The way you promised to never lie to me and then kept that promise, even when the truth was devastating. ”

“Those are just—”

“Those are everything,” she said fiercely. “Those are the things I’ve been dreaming about my whole life without knowing what to call them.”

She took a breath.

“I don’t know what the future holds. I don’t know if we’ll survive the jungle or reach your friends or build the kind of life I’m imagining. But I know that I want to find out. I know that I want to find out with you.”

He stared at her for a long moment. Then, slowly, the tension in his body eased. The fierce protectiveness in his eyes didn’t fade, but it shifted—became something warmer, something that looked almost like hope.

“One more day,” he said. “We prepare tomorrow, and then we leave.”

“Together.”

“Together.” He pulled her closer, and she went willingly, pressing her face against his chest and breathing in the warm, wild scent of him. “Whatever happens, Liora. Whatever we face out there. I will do everything in my power to give you the life you deserve.”

“I know.” She wrapped her arms around his waist and held on tight. “That’s why I trust you.”

They stayed in the shower until the water ran cool, then dried each other with rough towels. Something had changed between them. The hesitation that had marked their previous interactions was gone, replaced by an easy familiarity that felt like it had been years in the making rather than days.

They dressed quickly. Baylin collected his weapons and prepared to leave, but paused at the door.

“Be careful,” he said. “Don’t do anything to alert ARIS that we’re planning something.”

“I’ll be very boring,” she promised.

“Good.” He gave her one last long look, then disappeared through the door.

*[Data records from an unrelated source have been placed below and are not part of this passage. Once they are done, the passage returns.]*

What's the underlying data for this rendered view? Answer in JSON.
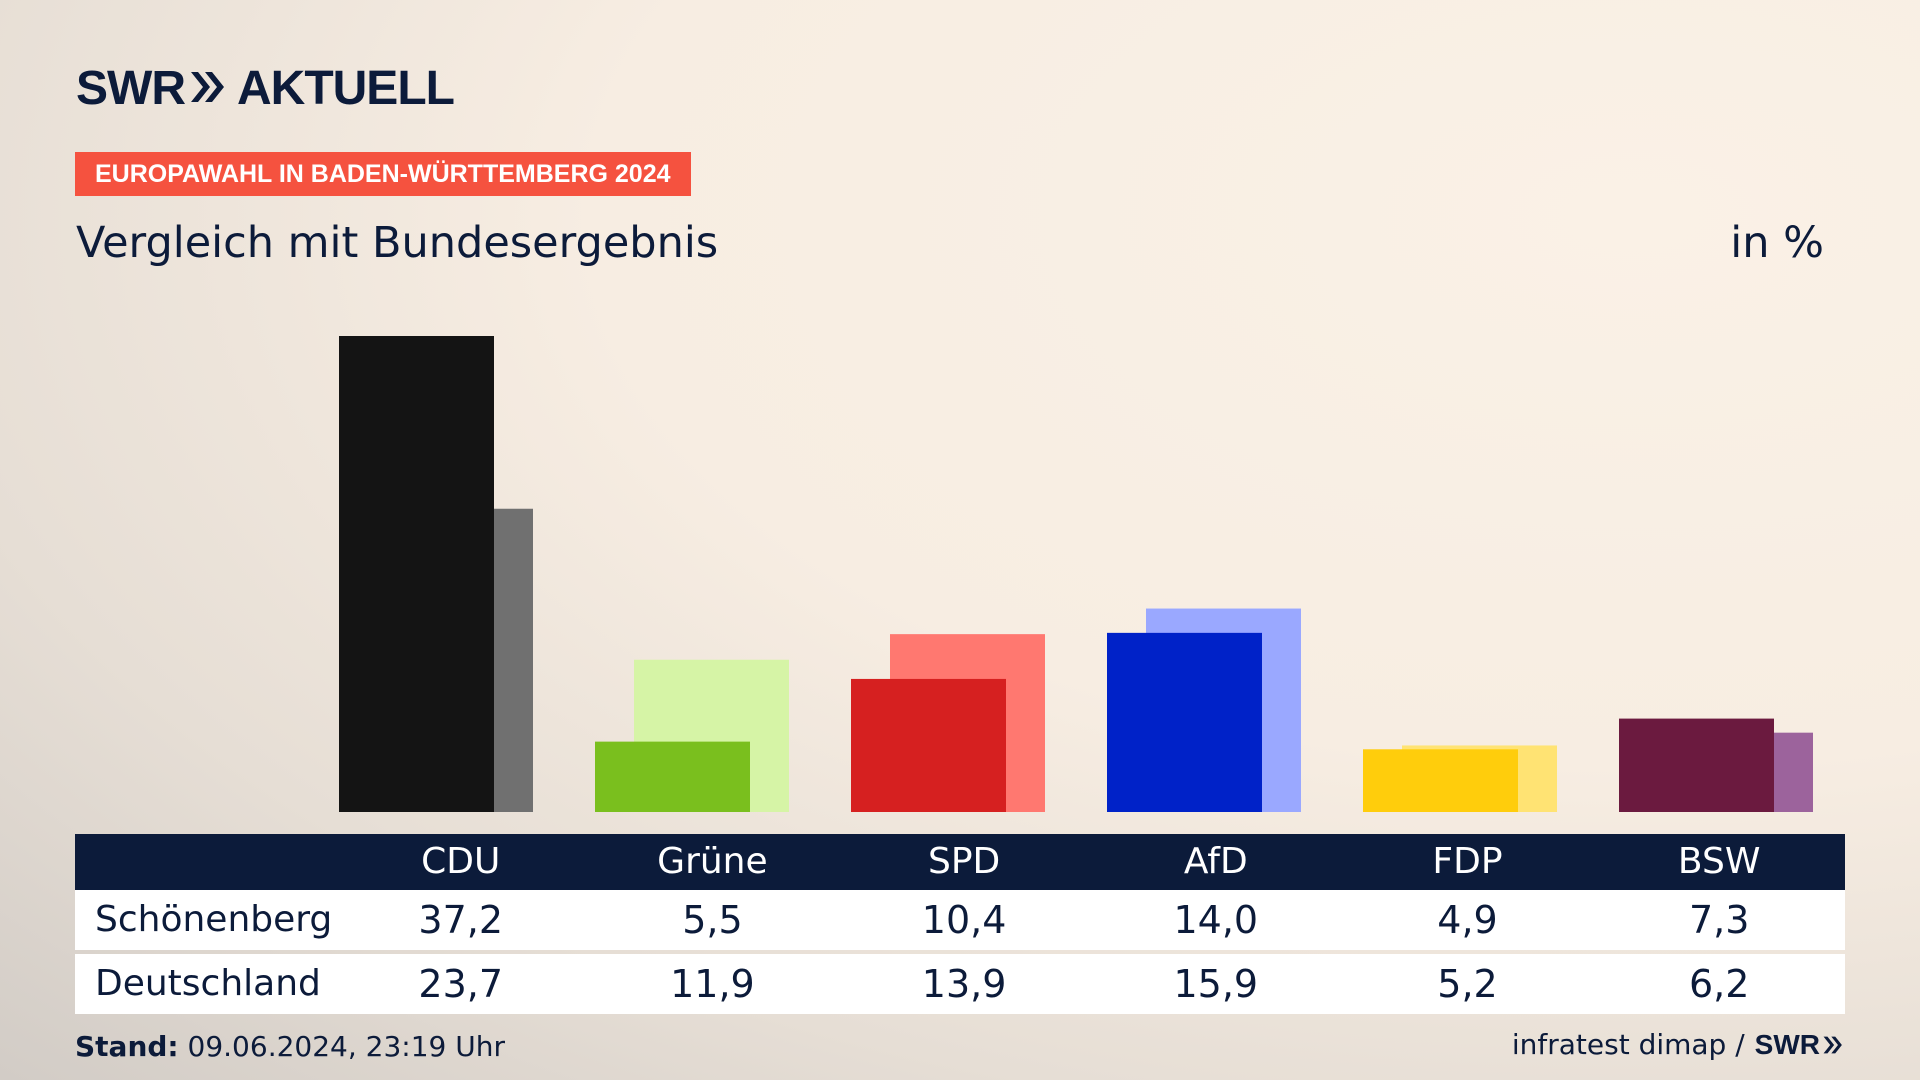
{
  "brand": {
    "logo_left": "SWR",
    "logo_right": "AKTUELL"
  },
  "tag": "EUROPAWAHL IN BADEN-WÜRTTEMBERG 2024",
  "subtitle": "Vergleich mit Bundesergebnis",
  "unit": "in %",
  "chart_data": {
    "type": "bar",
    "categories": [
      "CDU",
      "Grüne",
      "SPD",
      "AfD",
      "FDP",
      "BSW"
    ],
    "series": [
      {
        "name": "Schönenberg",
        "values": [
          37.2,
          5.5,
          10.4,
          14.0,
          4.9,
          7.3
        ]
      },
      {
        "name": "Deutschland",
        "values": [
          23.7,
          11.9,
          13.9,
          15.9,
          5.2,
          6.2
        ]
      }
    ],
    "ylim": [
      0,
      37.2
    ],
    "grid": false,
    "colors": {
      "primary": [
        "#141414",
        "#7abf1e",
        "#d62020",
        "#0022c8",
        "#ffcd0c",
        "#6b1a3f"
      ],
      "secondary": [
        "#707070",
        "#d6f4a6",
        "#ff7870",
        "#9aa8ff",
        "#ffe373",
        "#9c639c"
      ]
    }
  },
  "table": {
    "rows": [
      {
        "label": "Schönenberg",
        "values": [
          "37,2",
          "5,5",
          "10,4",
          "14,0",
          "4,9",
          "7,3"
        ]
      },
      {
        "label": "Deutschland",
        "values": [
          "23,7",
          "11,9",
          "13,9",
          "15,9",
          "5,2",
          "6,2"
        ]
      }
    ]
  },
  "footer": {
    "stand_label": "Stand:",
    "stand_value": "09.06.2024, 23:19 Uhr",
    "source": "infratest dimap /",
    "source_logo": "SWR"
  },
  "icons": {
    "logo_arrows": "double-chevron-right-icon"
  }
}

She spent the next few hours in the library, selecting books to bring with her, trying to balance practical knowledge against the limited space she would have for personal items. Despite the seriousness of the situation, she couldn’t suppress her excitement.

Tomorrow, she would leave. Tomorrow, she would see the world she’d only ever read about.

Tomorrow, she would begin the life she was meant to live.